One expert he consulted was Dr. Lyle Micheli, founder of one of the country's first pediatric sports medicine clinics at Children's Hospital in Boston. Micheli estimates that 75 percent of the young patients he sees are suffering from some sort of overuse injury, versus 20 percent back in the 1990s.

"As a medical society, we've been pretty ineffective dealing with this," Micheli said. "Nothing seems to be working."

Young surgeries

In severe overuse cases for baseball pitchers, the end result may be ulnar collateral ligament surgery, better known as "Tommy John" surgery. Dr. James Andrews, known for performing this surgery on many professional players, has noticed an alarming trend in his practice. Andrews told The Oregonian last month that more than one-quarter of his 853 patients in the past six years were at the high school level or younger, including one 7-year-old.

Last spring, Andrews and his colleagues conducted a study comparing 95 high-school pitchers who required surgical repair of either their elbow or shoulder with 45 pitchers that did not suffer injury.

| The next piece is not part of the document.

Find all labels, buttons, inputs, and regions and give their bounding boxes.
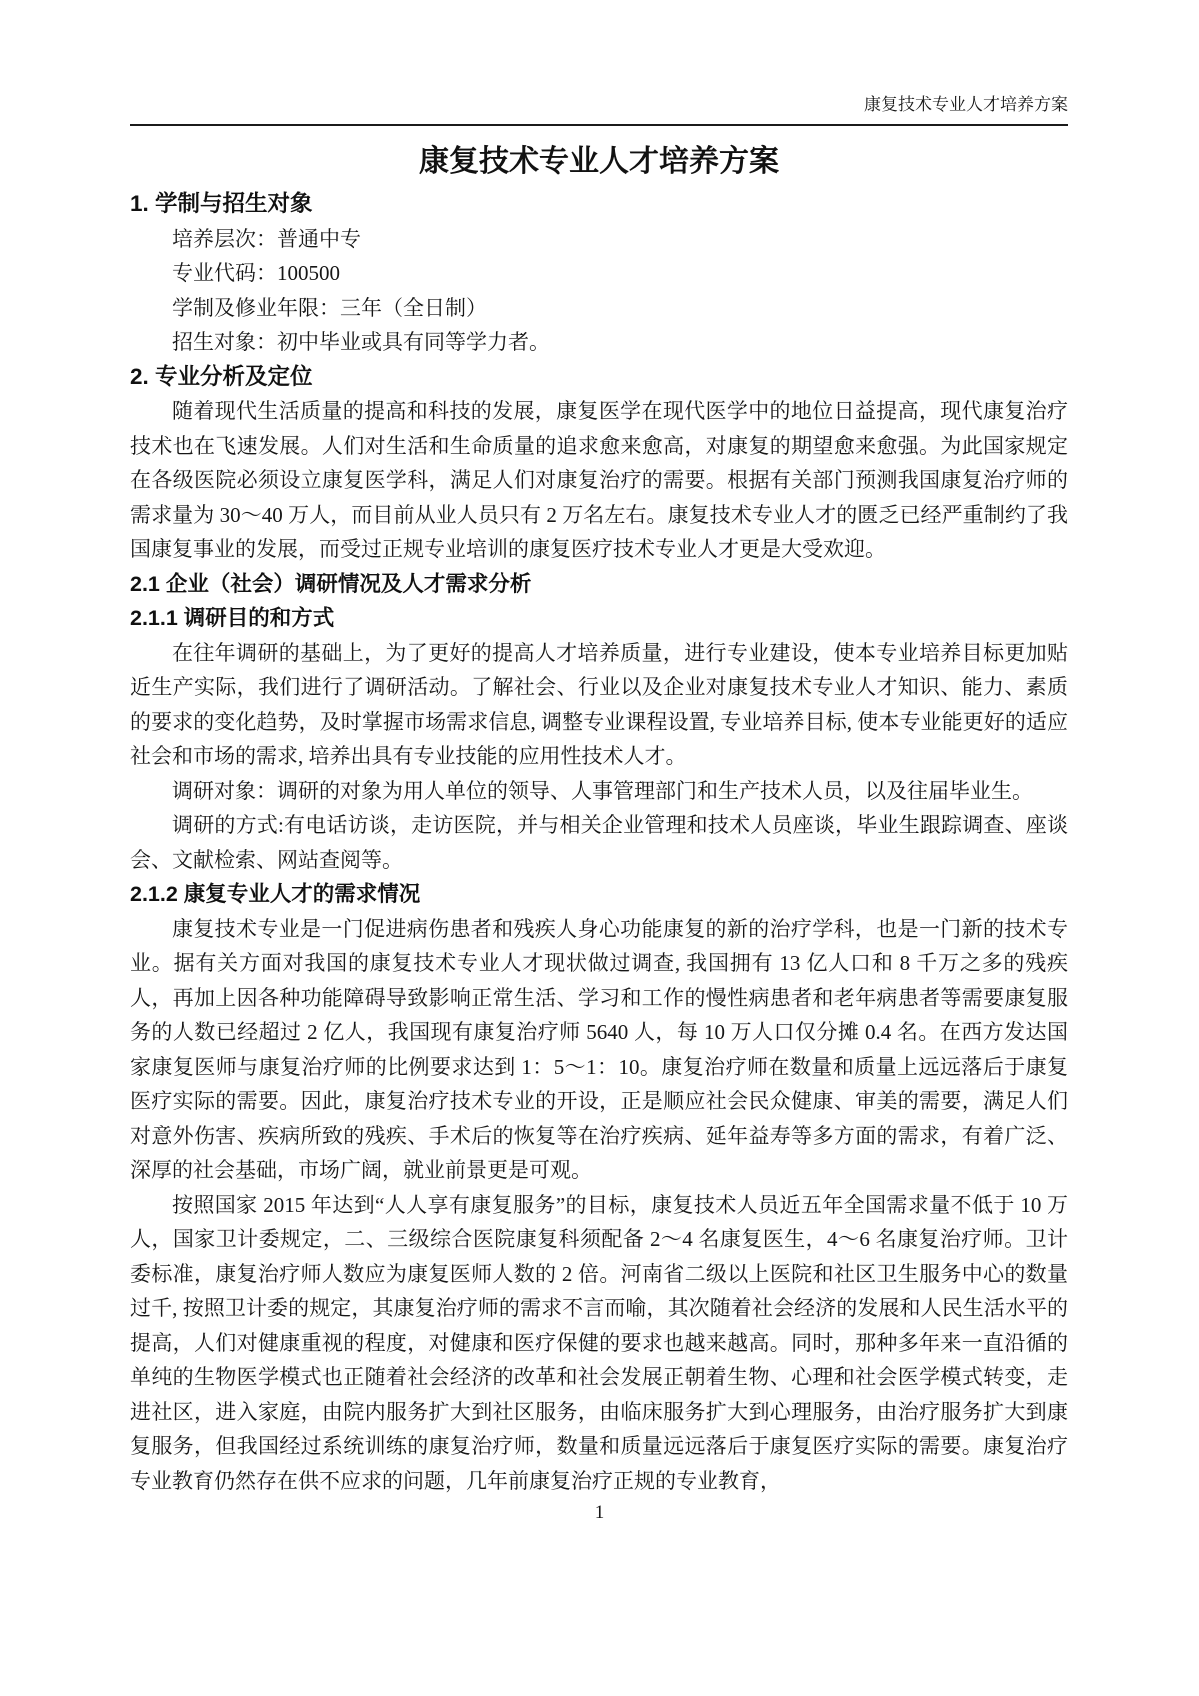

They found that those who pitched for more than eight months per year were 500 percent more likely to be injured, while those who pitched more than 80 pitches per game increased their injury risk by 400 percent.  Pitchers who continued pitching despite having arm fatigue were an incredible 3,600 percent more likely to do serious damage to their arm.

Hyman encourages parents to keep youth sports in perspective. "I think that, generally, parents view sports as a healthy and wholesome activity. That's a positive. But, we live in hyper-competitive culture, and parents like to see their kids competing," he said. "It's not only sports. It's ballet and violin and SAT scores and a host of other things.  It's in our DNA."